Ancora oggi sono utilizzati nomi di origine chiaramente Longobarda come per esempio Ermengarda, Ermenegildo, Valfrido, Frida, Gerardo, Ugo, Valdo (dal longobardo Bald = ardito).
Numerosi sono anche i cognomi di origine longobarda fra cui l'ormai raro 'Gastaldi' oppure 'Sibaldi'. Altre volte, invece, la sopravvivenza del nome germanico è stata possibile solo a prezzo di una sovrapposizione del termine germanico con altri termini di derivazione latina e mediterranea; è il caso, ad esempio, di Hildjo (un nome proprio col significato di combattimento e dal quale derivano composti come Brunilde) che, attraverso una contaminazione col latino Ilia (fianchi) e col nome della città di Ilio (Troia), ha derivato due rari nomi pistoiesi: Ildo e Ilio.
L'EDITTO DI ROTARI:
L'Editto di Rotari, la prima raccolta scritta delle leggi dei Longobardi , fu promulgato alla mezzanotte tra il 22 novembre e il 23 novembre dal re Rotari. L'Editto fu composto in latino (anche se nel testo sono inserite numerose parole longobarde, in forma latinizzata o meno, il che ne fa uno dei più interessanti documenti per lo studio della lingua longobarda) e riunisce in forma organica le antiche leggi del popolo longobardo, pur risentendo in parte dell'influenza del diritto romano. Esso conta 388 capitoli.
L'Editto era valido solo per la popolazione italiana di origine longobarda; quella di origine romana soggetta al dominio longobardo rimaneva invece regolata dal diritto romano, codificato a quell'epoca nel Digesto (una parte del Corpus Iuris Civilis) promulgato dall'imperatore Giustiniano.
Era un codice di diritto civile e penale e fissava le tariffe, o guidrigildo, che l'offensore doveva pagare alla vittima, in riparazione al danno che gli aveva provocato. Il guidrigildo aveva così sostituito completamente la faida ed era un segno di notevole incivilimento dei Longobardi che il contatto coi Romani e la conversione al Cristianesimo avevano propiziato.
La pena di morte era limitata ai reati speciali, quali il regicidio, la diserzione, il tradimento, i delitti contro la sicurezza dello stato, l'ordine pubblico e l'uccisione da parte della donna del marito. Per gli altri delitti si applicava una pena in denaro che variava secondo la qualità dell'ucciso, quindi proporzionale al valore sociale della persona. La differenza di pena a seconda di chi commetteva il fatto ed a seconda di chi lo subiva denota come la società longobarda dell'epoca fosse già notevolmente stratificata.

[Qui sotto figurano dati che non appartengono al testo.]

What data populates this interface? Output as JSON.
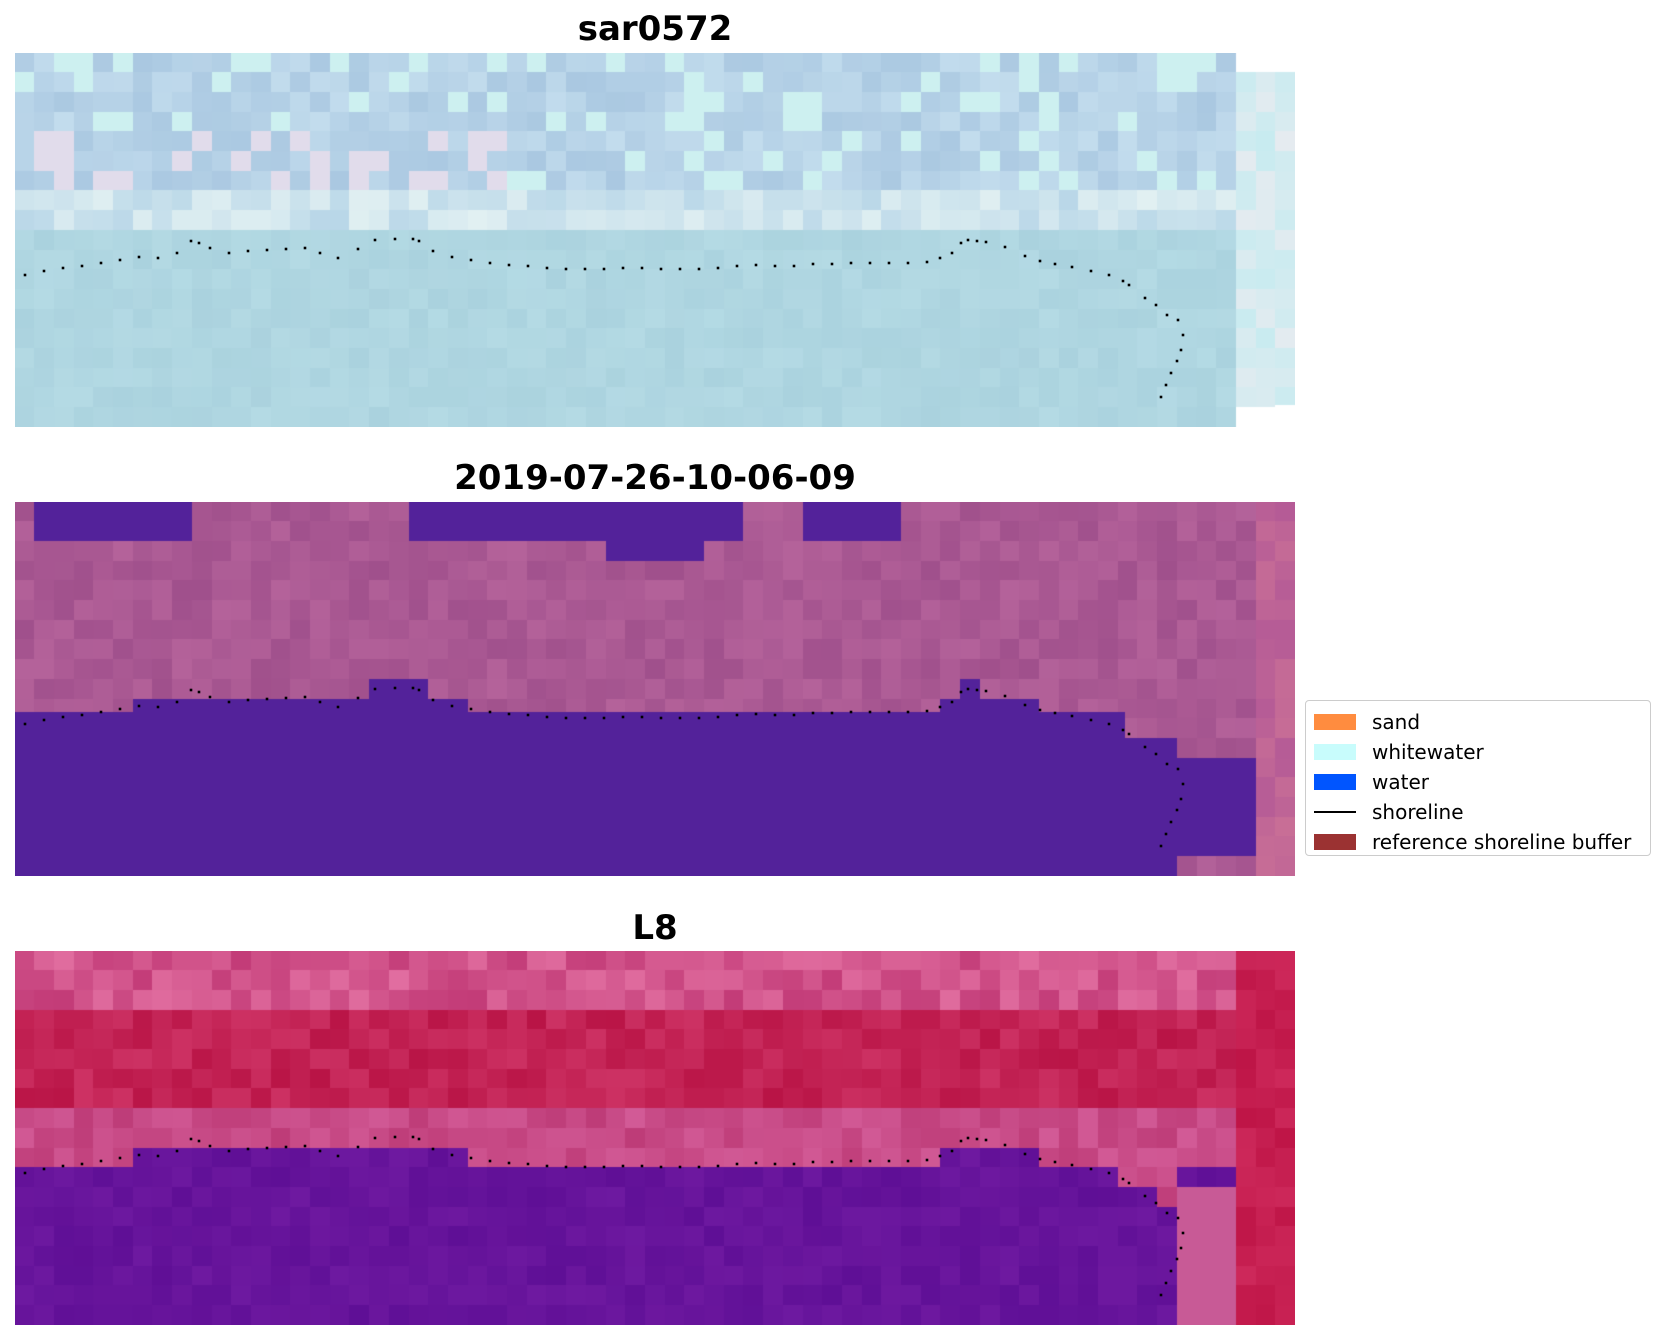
{
  "panels": [
    {
      "title": "sar0572",
      "style": "sar"
    },
    {
      "title": "2019-07-26-10-06-09",
      "style": "classified"
    },
    {
      "title": "L8",
      "style": "l8"
    }
  ],
  "legend": [
    {
      "label": "sand",
      "kind": "patch",
      "color": "#ff8c3f"
    },
    {
      "label": "whitewater",
      "kind": "patch",
      "color": "#c8fcfc"
    },
    {
      "label": "water",
      "kind": "patch",
      "color": "#0055ff"
    },
    {
      "label": "shoreline",
      "kind": "line",
      "color": "#000000"
    },
    {
      "label": "reference shoreline buffer",
      "kind": "patch",
      "color": "#9b3232"
    }
  ],
  "shoreline_color": "#000000"
}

Così anche per il ferimento: una costola, ad esempio valeva dai 10 ai 12 soldi, un dente dai 14 ai 16, mentre la frattura di una gamba valeva ben 54 soldi.
Particolarmente significativa la differenza di pena per l'uxoricidio: se commesso dalla consorte verso il marito, avrebbe portato alla condanna a morte o alla lapidazione della donna; viceversa era punito con una pena pecuniaria. Tuttavia la somma da pagare era al di fuori della portata dei più, e gli uxoricidi erano condannati dunque ai lavori forzati.